Секретарь закрыл огромный фолиант, низко поклонился и вернулся на свое место. А в зале воцарилась зловещая тишина.
Мастер Натаниэль взирал на сенаторов холодно и отчужденно, словно сам Закон. Что они могли с ним сделать, если им движет таинственный импульс, побудивший идти по белой прямой дороге, ведущей - он и сам не знал, куда.
Но мастер Амброзий вскочил и сурово потребовал, чтобы многоуважаемый сенатор пояснил, что он имел в виду, прибегнув к столь оскорбительным инсинуациям.
Мастер Полидор снова встал и, угрожающе показывая пальцем на мастера Натаниэля, сказал:
– Его милость мэр говорил нам о человеке хитром, опасном и скрытном, который недавно навлек на нас позор и беду. Но этим человеком является не кто иной, как его милость мэр.
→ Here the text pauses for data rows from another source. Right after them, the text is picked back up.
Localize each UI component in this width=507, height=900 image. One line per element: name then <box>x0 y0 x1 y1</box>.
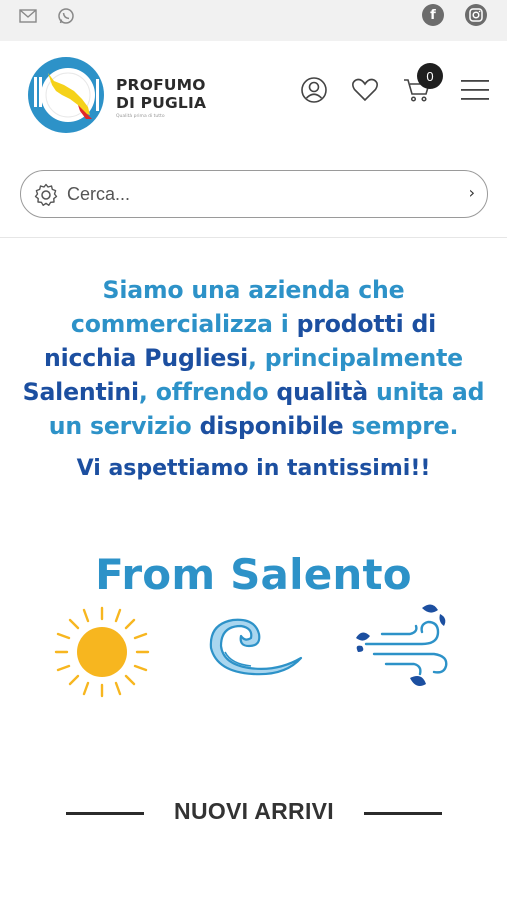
intro-line-4b: , offrendo <box>138 378 277 406</box>
logo[interactable] <box>26 55 106 135</box>
intro-line-5c: sempre. <box>343 412 459 440</box>
instagram-icon[interactable] <box>465 4 487 26</box>
whatsapp-icon[interactable] <box>56 6 76 26</box>
wave-icon <box>205 612 305 682</box>
brand-tagline: Qualità prima di tutto <box>116 114 165 119</box>
intro-line-5a: un servizio <box>48 412 200 440</box>
brand-line-2: DI PUGLIA <box>116 94 207 112</box>
mail-icon[interactable] <box>18 6 38 26</box>
new-arrivals-title: NUOVI ARRIVI <box>174 798 334 824</box>
header-divider <box>0 237 507 238</box>
site-header: PROFUMO DI PUGLIA Qualità prima di tutto <box>0 41 507 151</box>
new-arrivals-heading: NUOVI ARRIVI <box>66 795 442 831</box>
top-utility-bar: f <box>0 0 507 41</box>
intro-line-3b: , principalmente <box>247 344 463 372</box>
hamburger-menu-icon[interactable] <box>459 75 491 105</box>
facebook-icon[interactable]: f <box>422 4 444 26</box>
search-submit-chevron[interactable]: › <box>469 183 475 202</box>
wind-icon <box>352 602 456 700</box>
sun-icon <box>52 604 152 704</box>
cart-count-badge: 0 <box>417 63 443 89</box>
heading-line-right <box>364 812 442 815</box>
from-salento-title: From Salento <box>95 550 412 599</box>
intro-line-1: Siamo una azienda che <box>102 276 405 304</box>
intro-line-2a: commercializza i <box>70 310 297 338</box>
intro-text: Siamo una azienda che commercializza i p… <box>14 273 493 443</box>
intro-line-3a: nicchia Pugliesi <box>44 344 248 372</box>
brand-name[interactable]: PROFUMO DI PUGLIA Qualità prima di tutto <box>116 76 226 119</box>
heading-line-left <box>66 812 144 815</box>
search-input[interactable] <box>67 179 447 209</box>
intro-line-4a: Salentini <box>22 378 139 406</box>
welcome-message: Vi aspettiamo in tantissimi!! <box>76 456 431 481</box>
user-icon[interactable] <box>299 75 329 105</box>
intro-line-5b: disponibile <box>199 412 344 440</box>
search-bar: › <box>20 170 488 218</box>
gear-icon[interactable] <box>33 182 59 208</box>
brand-line-1: PROFUMO <box>116 76 206 94</box>
intro-line-4c: qualità <box>276 378 368 406</box>
intro-line-4d: unita ad <box>367 378 485 406</box>
heart-icon[interactable] <box>350 75 380 105</box>
intro-line-2b: prodotti di <box>296 310 437 338</box>
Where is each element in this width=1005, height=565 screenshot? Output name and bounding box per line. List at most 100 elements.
Мастер Амброзий опять вскочил и стал гневно протестовать, но мастер Натаниэль ex cathedra* [Официально (лат.).] сурово приказал ему замолчать и сесть на место.
А тем временем Полидор Виджил продолжал:
– Он был нем, когда нужно было говорить; слаб, когда нужно было действовать; вероломен - что могут подтвердить безутешные семьи его друзей… и тщеславен. Да, тщеславен, ибо чем, кроме тщеславия, - иронично улыбнулся он, - можно объяснить такую страсть к заморским тканям, тафте и прочим дорогим шелкам? Таким образом, я настаиваю на том, чтобы в глазах Закона его считали мертвым.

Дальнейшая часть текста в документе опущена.